But okay, we've kind of talked about some of the shadow sides of this. This can also be, like, some of the most profound advocates in our world are autistic. And it's partly the combination of kind of justice sensitivity plus the all-or-nothing thinking that can make a really powerful advocate as well. And so on the other side of this is that, like, really passionate, engaged, embodied advocacy that we see that a lot of autistic people embody.

PATRICK CASALE: Yeah. I'm glad you mentioned that because I was thinking about that. Some of the people who are really showing up in spaces and really advocating for the things that they're passionate about and believe in makes sense.

MEGAN NEFF: Mm-hmm (affirmative). Any other thing about all or… Yeah. Any other thing about all or nothing? I feel like that in itself could be its whole episode.

PATRICK CASALE: I'm just thinking about the mechanism now. Like, I'm going to be thinking about that all day. But no, I don't have any other thoughts other than my own reflection and confusion.

MEGAN NEFF: Yeah. And I want to understand… Because I also feel like, I mean, I see both in myself, all or nothing thinking, but I also see an ability for nuance, and an ability to see every perspective of everyone in the room in a way that, I think, like it's been pointed out as something of like this is something you do really well. You see everyone's perspective.

And I do see that in autistic people too. And I don't know, like, maybe it's because I was a social scientist as a kid to figure out, like, I don't know what that comes from. But I do know that on the flip side of this, the ability to see nuance, and to embrace paradox, I also see that in autistic people, which feels like it should be opposite to this, but I think it can coexist with this. But I don't understand the neurology of that. And that makes me uncomfortable to not understand why.

PATRICK CASALE: Yeah, there are, like, certain topics within the autistic advocacy space that you and I have kind of talked about that we may eventually record on, may not. I'm just going to leave it at that, where I think our ability to see nuance and paradox is going to be really important to have some of those conversations as opposed to saying like, it's either this or that.

MEGAN NEFF: Yeah, I think if the autism community, and by autism community I mean autistic people, I mean parents, I mean, like, all of the community is going to move forward in a helpful way. We're going to have to figure that out, because yeah, I have a lot of feelings about that. We should do an episode on, actually, I'm already nervous sweating just thinking about it. But I do think we should do an episode on, like, the neurodiversity movement and where we're at and our feelings on it. I have a lot of mixed feelings on it. I have a lot of positive feelings, but I also, well, I have nuanced feelings on it, Patrick.
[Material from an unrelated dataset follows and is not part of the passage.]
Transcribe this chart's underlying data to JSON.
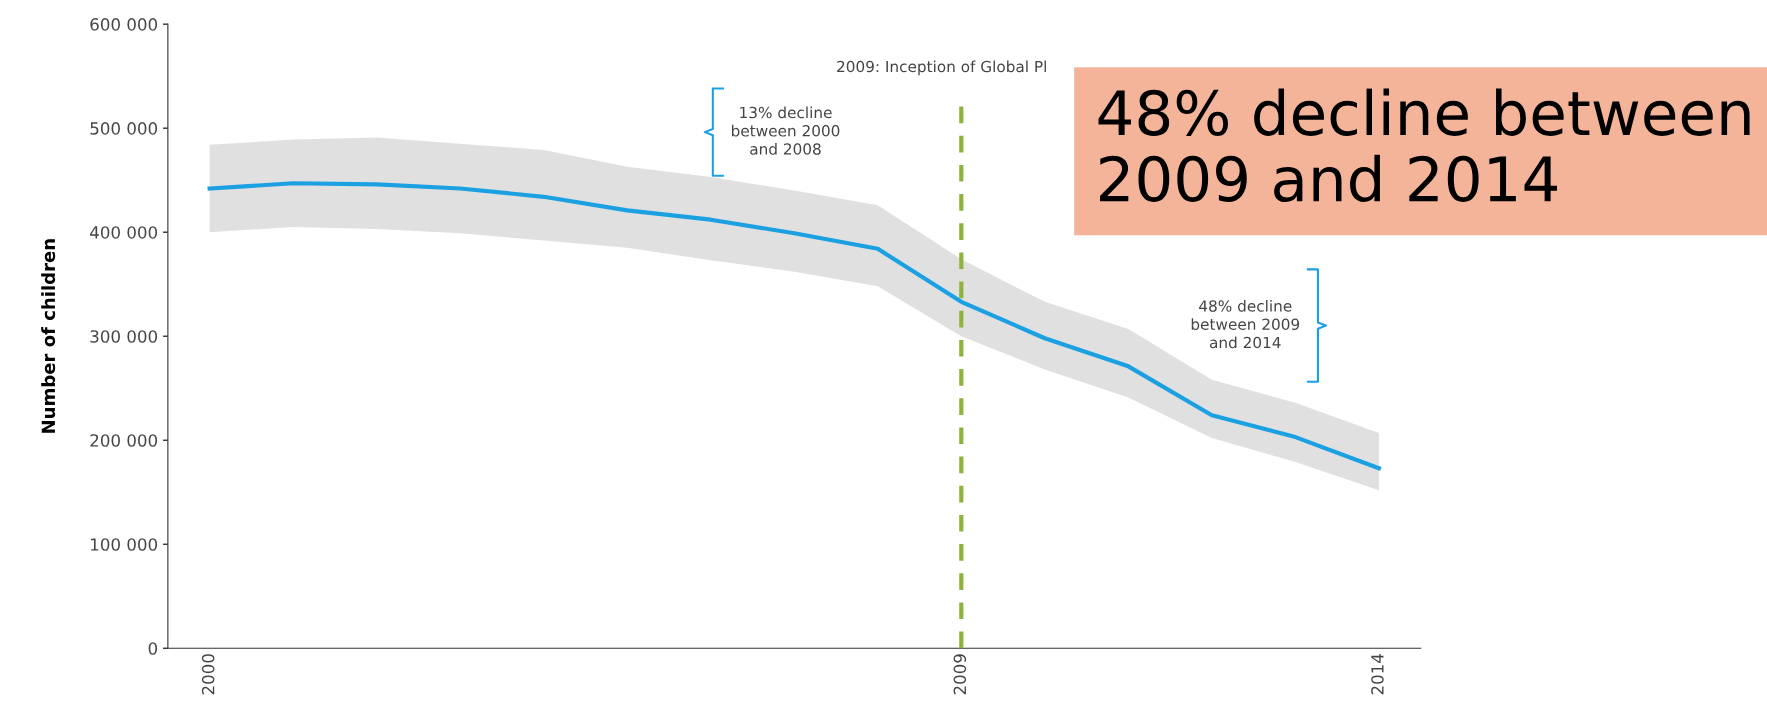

PATRICK CASALE: Yeah, I mean, me too. The good news is, if we do that episode I'm sure it'll be quite polarizing. And you don't check any of the comments. So, you don't have to know what happens.

MEGAN NEFF: That terrifies me still. Okay, moving on. Another way this can show up is like getting stuck in our own thinking. And I think it's, partly, we can get stuck in, like, a narrative of unhelpful narratives. This is one of the reasons I think we are more predisposed to things like depression, anxiety because we might get the idea of like this… I'm trying to think of an example.

But we just might not have a helpful… Like, this means this. Or this happened because my teacher doesn't like me. Like, that might be a narrative.

And a kid might get stuck in that or an adult might get stuck in that, and where it can be really hard to unhook from that. That's one of the reasons I prefer like act-based mindfulness on hooking versus CBT, let's change the thought because I think, for one, that can activate demand avoidance. Like, you're telling me my thought's not real and that I need to change it. But also, I just think, yeah, I mean, we've talked about that before. But the getting stuck in our thoughts or in our narrative, that's another way this rigidity can show up.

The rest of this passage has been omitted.